The International Association for Computing and Philosophy is pleased to announce that Luciano Floridi (Hertfordshire and Oxford) is the 4th recipient of its Covey Award for Outstanding Research in Computing and Philosophy. This award is reserved for a senior scholar who has made significant research contributions to the field. Past recipients include Ed Zalta (Stanford), John Searle (Berkeley), and Terry Bynum (Southern Connecticut).

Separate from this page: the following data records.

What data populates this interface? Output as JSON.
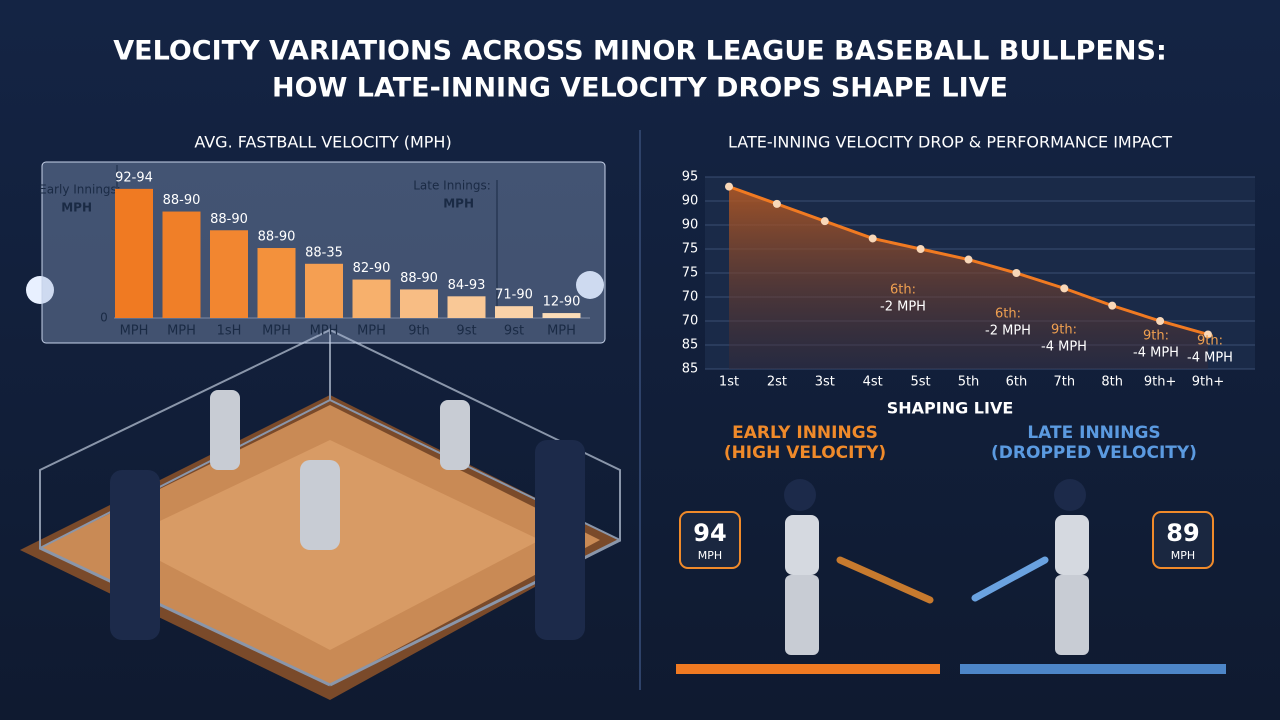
{
  "title": [
    "VELOCITY VARIATIONS ACROSS MINOR LEAGUE BASEBALL BULLPENS:",
    "HOW LATE-INNING VELOCITY DROPS SHAPE LIVE"
  ],
  "chart_data": [
    {
      "type": "bar",
      "title": "AVG. FASTBALL VELOCITY (MPH)",
      "categories": [
        "MPH",
        "MPH",
        "1sH",
        "MPH",
        "MPH",
        "MPH",
        "9th",
        "9st",
        "9st",
        "MPH"
      ],
      "values": [
        131,
        108,
        89,
        71,
        55,
        39,
        29,
        22,
        12,
        5
      ],
      "value_labels": [
        "92-94",
        "88-90",
        "88-90",
        "88-90",
        "88-35",
        "82-90",
        "88-90",
        "84-93",
        "71-90",
        "12-90"
      ],
      "colors": [
        "#f07a22",
        "#f07f28",
        "#f28630",
        "#f3913c",
        "#f59f52",
        "#f7b06c",
        "#f8bd84",
        "#f9c896",
        "#fad2a8",
        "#fbdcb8"
      ],
      "ylim": [
        0,
        140
      ],
      "yticks": [
        0
      ],
      "annotations": [
        [
          "Early Innings:",
          "MPH"
        ],
        [
          "Late Innings:",
          "MPH"
        ]
      ]
    },
    {
      "type": "line",
      "title": "LATE-INNING VELOCITY DROP & PERFORMANCE IMPACT",
      "categories": [
        "1st",
        "2st",
        "3st",
        "4st",
        "5st",
        "5th",
        "6th",
        "7th",
        "8th",
        "9th+",
        "9th+"
      ],
      "values": [
        94.5,
        93.6,
        92.7,
        91.8,
        91.25,
        90.7,
        90.0,
        89.2,
        88.3,
        87.5,
        86.8
      ],
      "color": "#f07a22",
      "ylim": [
        85,
        95
      ],
      "yticks": [
        95,
        {
          "value": 93.75,
          "label": "90"
        },
        {
          "value": 92.5,
          "label": "90"
        },
        {
          "value": 91.25,
          "label": "75"
        },
        {
          "value": 90,
          "label": "75"
        },
        {
          "value": 88.75,
          "label": "70"
        },
        {
          "value": 87.5,
          "label": "70"
        },
        {
          "value": 86.25,
          "label": "85"
        },
        85
      ],
      "grid": true,
      "annotations": [
        [
          "6th:",
          "-2 MPH"
        ],
        [
          "6th:",
          "-2 MPH"
        ],
        [
          "9th:",
          "-4 MPH"
        ],
        [
          "9th:",
          "-4 MPH"
        ],
        [
          "9th:",
          "-4 MPH"
        ]
      ]
    }
  ],
  "panels": {
    "heading": "SHAPING LIVE",
    "early": {
      "title": "EARLY INNINGS",
      "subtitle": "(HIGH VELOCITY)",
      "speed": "94",
      "unit": "MPH"
    },
    "late": {
      "title": "LATE INNINGS",
      "subtitle": "(DROPPED VELOCITY)",
      "speed": "89",
      "unit": "MPH"
    }
  }
}
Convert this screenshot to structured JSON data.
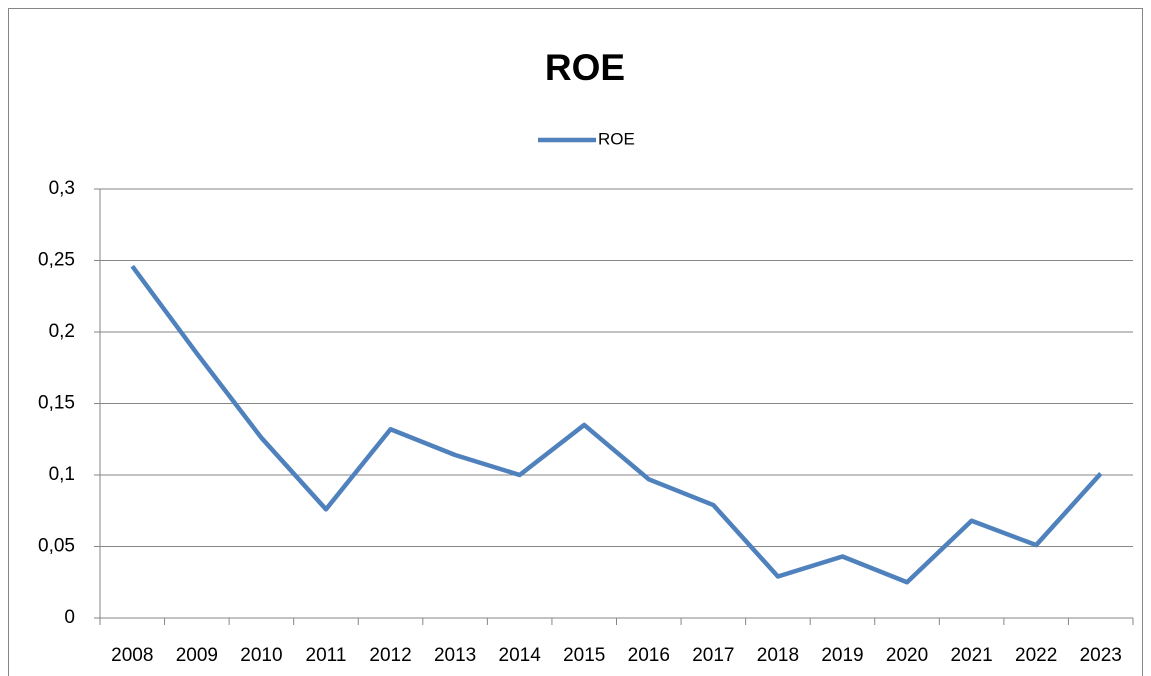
{
  "chart_data": {
    "type": "line",
    "title": "ROE",
    "categories": [
      "2008",
      "2009",
      "2010",
      "2011",
      "2012",
      "2013",
      "2014",
      "2015",
      "2016",
      "2017",
      "2018",
      "2019",
      "2020",
      "2021",
      "2022",
      "2023"
    ],
    "series": [
      {
        "name": "ROE",
        "color": "#4f81bd",
        "values": [
          0.246,
          0.185,
          0.126,
          0.076,
          0.132,
          0.114,
          0.1,
          0.135,
          0.097,
          0.079,
          0.029,
          0.043,
          0.025,
          0.068,
          0.051,
          0.101
        ]
      }
    ],
    "ylim": [
      0,
      0.3
    ],
    "yticks": [
      0,
      {
        "value": 0.05,
        "label": "0,05"
      },
      {
        "value": 0.1,
        "label": "0,1"
      },
      {
        "value": 0.15,
        "label": "0,15"
      },
      {
        "value": 0.2,
        "label": "0,2"
      },
      {
        "value": 0.25,
        "label": "0,25"
      },
      {
        "value": 0.3,
        "label": "0,3"
      }
    ],
    "grid": true,
    "legend": "top"
  }
}
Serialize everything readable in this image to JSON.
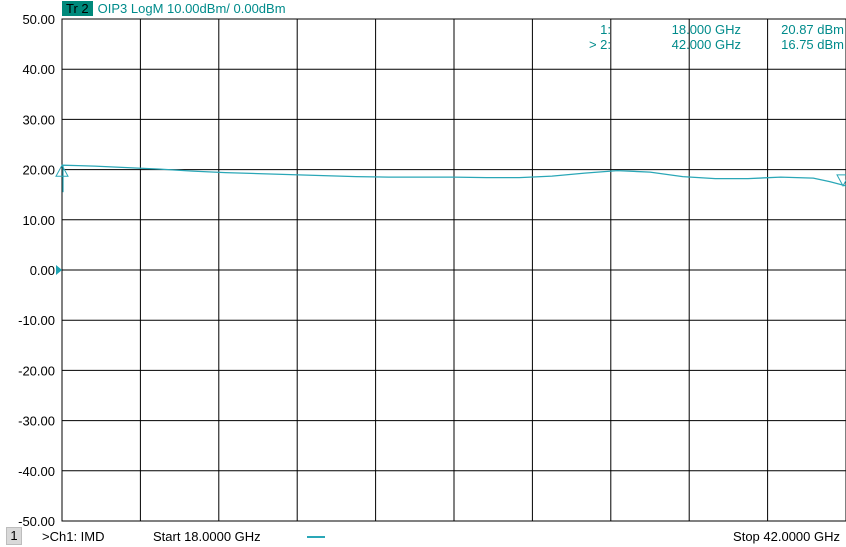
{
  "trace": {
    "badge": "Tr 2",
    "title": "OIP3 LogM 10.00dBm/  0.00dBm"
  },
  "markers": [
    {
      "id": "1:",
      "freq": "18.000 GHz",
      "value": "20.87 dBm"
    },
    {
      "id": "> 2:",
      "freq": "42.000 GHz",
      "value": "16.75 dBm"
    }
  ],
  "footer": {
    "channel_number": "1",
    "channel_label": ">Ch1: IMD",
    "start": "Start  18.0000 GHz",
    "stop": "Stop  42.0000 GHz"
  },
  "chart_data": {
    "type": "line",
    "xlim": [
      18.0,
      42.0
    ],
    "ylim": [
      -50,
      50
    ],
    "y_ticks": [
      "50.00",
      "40.00",
      "30.00",
      "20.00",
      "10.00",
      "0.00",
      "-10.00",
      "-20.00",
      "-30.00",
      "-40.00",
      "-50.00"
    ],
    "grid": true,
    "reference_level": 0.0,
    "series": [
      {
        "color": "#2aa7b7",
        "x": [
          18.0,
          18.5,
          19.0,
          20.0,
          21.0,
          22.0,
          23.0,
          24.0,
          25.0,
          26.0,
          27.0,
          28.0,
          29.0,
          30.0,
          31.0,
          32.0,
          33.0,
          34.0,
          35.0,
          36.0,
          37.0,
          38.0,
          39.0,
          40.0,
          41.0,
          41.5,
          42.0
        ],
        "y": [
          20.87,
          20.8,
          20.7,
          20.4,
          20.1,
          19.7,
          19.4,
          19.2,
          19.0,
          18.8,
          18.6,
          18.5,
          18.5,
          18.5,
          18.4,
          18.4,
          18.7,
          19.3,
          19.8,
          19.5,
          18.6,
          18.2,
          18.2,
          18.5,
          18.3,
          17.6,
          16.75
        ]
      }
    ]
  }
}
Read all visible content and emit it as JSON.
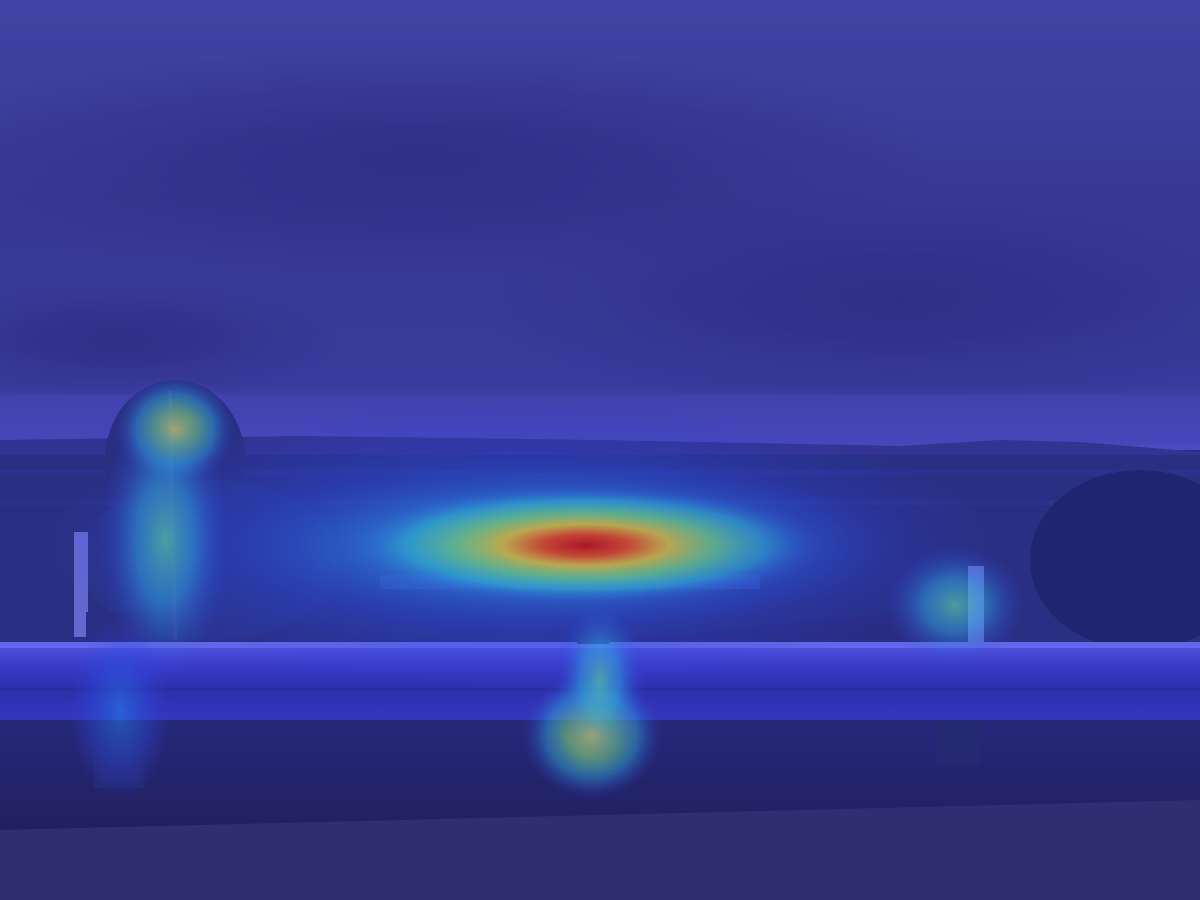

Dr. Floridi holds the UNESCO Chair in Information and Computing Ethics at Hertfordshire. He has recently published two books on the philosophy of information with Oxford and is about to release a third on information ethics. In 2009, he became the first philosopher to be elected Gauss Professor by the Göttingen Academy of Sciences. The same year, he was awarded the Barwise Prize by the American Philosophical Association in recognition of his research on the philosophy of information, and was elected Fellow of the Society for the Study of Artificial Intelligence and the Simulation of Behaviour. In 2010, he was appointed Editor-in-Chief of Springer’s new journal Philosophy & Technology and elected Fellow of the Center for Information Policy Research, University of Wisconsin–Milwaukee. In 2011, he awarded a laurea honoris causa by the University of Suceava, Romania, for his research on the philosophy of information. In 2012, he was appointed appointed Chairman of the expert group, organised by the DG INFSO of the European Commission, on the impact of information and communication technologies on the digital transformations occurring in the European society.
We are grateful to Dr. Floridi for the pioneering work he has done to advance a research agenda that is both timely and relevant to a quickly changing world. He will be recognized for his work at the 2012 AISB/IACAP World Congress to be held in honor of Alan Turing at the University of Birmingham this July.